Soundtracking Lets You Measure Your Life In Songs

Soundtracking Lets You Measure Your Life In Songs

This post is part of a new series from HuffPostTech, Socialized, that will profile a different social startup--from apps to services to websites--every day. Want to be featured on the site? Email us about your startup, which should have a social media component and be less than two years old, at socialized@huffingtonpost.com.

While the likelihood is slim that you'll hire a small band to follow you from place to place striking up a tune at each important moment, your ability to add context to your life through music has gotten a lot easier with Soundtracking, a new app that lets you share moments using the songs that score them.

What it is: Soundtracking is an app that lets a user send to her followers the songs she's listening to, along with her location, an image, and a comment..

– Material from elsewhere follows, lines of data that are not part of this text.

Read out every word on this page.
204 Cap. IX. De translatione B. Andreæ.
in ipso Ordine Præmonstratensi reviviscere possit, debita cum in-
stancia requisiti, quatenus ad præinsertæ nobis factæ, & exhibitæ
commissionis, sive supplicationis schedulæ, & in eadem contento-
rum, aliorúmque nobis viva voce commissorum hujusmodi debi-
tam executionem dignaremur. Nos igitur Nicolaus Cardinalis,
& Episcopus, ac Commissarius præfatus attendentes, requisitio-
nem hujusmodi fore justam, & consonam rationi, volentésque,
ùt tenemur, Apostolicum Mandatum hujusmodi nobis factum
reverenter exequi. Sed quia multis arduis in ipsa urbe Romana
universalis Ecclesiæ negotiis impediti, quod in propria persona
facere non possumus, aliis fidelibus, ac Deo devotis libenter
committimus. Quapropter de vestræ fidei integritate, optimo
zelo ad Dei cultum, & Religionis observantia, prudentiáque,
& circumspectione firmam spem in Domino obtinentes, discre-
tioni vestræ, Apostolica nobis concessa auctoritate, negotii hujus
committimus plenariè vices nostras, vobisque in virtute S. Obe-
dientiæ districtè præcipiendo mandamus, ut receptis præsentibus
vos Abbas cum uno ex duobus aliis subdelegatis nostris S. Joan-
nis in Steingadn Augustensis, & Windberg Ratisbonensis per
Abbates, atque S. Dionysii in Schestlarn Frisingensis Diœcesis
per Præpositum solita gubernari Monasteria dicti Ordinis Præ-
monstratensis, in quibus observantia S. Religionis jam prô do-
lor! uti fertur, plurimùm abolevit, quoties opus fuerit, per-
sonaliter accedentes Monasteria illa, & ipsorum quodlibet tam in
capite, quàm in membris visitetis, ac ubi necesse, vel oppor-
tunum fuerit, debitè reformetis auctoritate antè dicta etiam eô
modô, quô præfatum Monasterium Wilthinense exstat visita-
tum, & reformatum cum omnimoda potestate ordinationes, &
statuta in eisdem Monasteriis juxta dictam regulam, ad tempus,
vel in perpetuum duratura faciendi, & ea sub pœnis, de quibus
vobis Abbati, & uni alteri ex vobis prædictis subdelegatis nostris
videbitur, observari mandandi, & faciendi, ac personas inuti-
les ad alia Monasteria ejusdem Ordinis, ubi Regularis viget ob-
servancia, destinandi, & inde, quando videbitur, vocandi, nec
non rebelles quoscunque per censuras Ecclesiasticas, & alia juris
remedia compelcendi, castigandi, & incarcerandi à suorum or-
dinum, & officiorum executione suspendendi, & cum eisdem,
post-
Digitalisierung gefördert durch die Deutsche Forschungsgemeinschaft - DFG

"What we wanted to do was create something that would allow you to make the soundtrack to your life," said founder Steve Jang.

How it works: Soundtracking, much like Twitter, is both innately social and intensely personal. Users can sign up for the app and connect their Twitter, Foursquare and Facebook accounts to see what fellow friends are already using the app.

Once they're signed in on their iPhone, users can either search for songs in Soundtracking's database, take a song already on their phone, or use Soundtracking's song identification feature to figure out what's playing. From there, they can send out the song with the album cover or a photo they take, a short comment, and the location they're sending it from.

"Emotion and image and song and caption come together to create this musical postcard," said Jang. "It gives you that full context as much as possible, using things that are pretty easy to do now with smartphones."

Users can listen to the songs they see in their feed, and download the songs from iTunes if they so choose. They can also choose to "like" or "love" different posts.

Soundtracking lets users tag location either by specific venue, or by neighborhoods. The neighborhood feature is new and may, in the future, soon track musical tastes across certain areas.

"There's a music personality to neighborhoods," said Jang.

Why you'd use it: A song comes on the radio, and suddenly, you are back in that summer five years ago, when you used to sit on the stoop sweating, holding ice to your brow, watching kids dance in the loose fire hydrants' spray while Celine Dion piped from a boombox on a neighbor's balcony.

Okay, maybe not. But it is true that certain songs can instantly pull up memories from the times they originated, and that there are moments in your present life that seem almost fatefully enhanced by whatever music it is that plays in the background.

Though Soundtracking has the more practical function of letting you share music you like with friends, it has an even more seductive ability to let you record your personal history as marked by music.

"There are feelings that are difficult to express in words for a lot of people," said Jang. "If a picture is worth a thousand words, what is a song and a story?"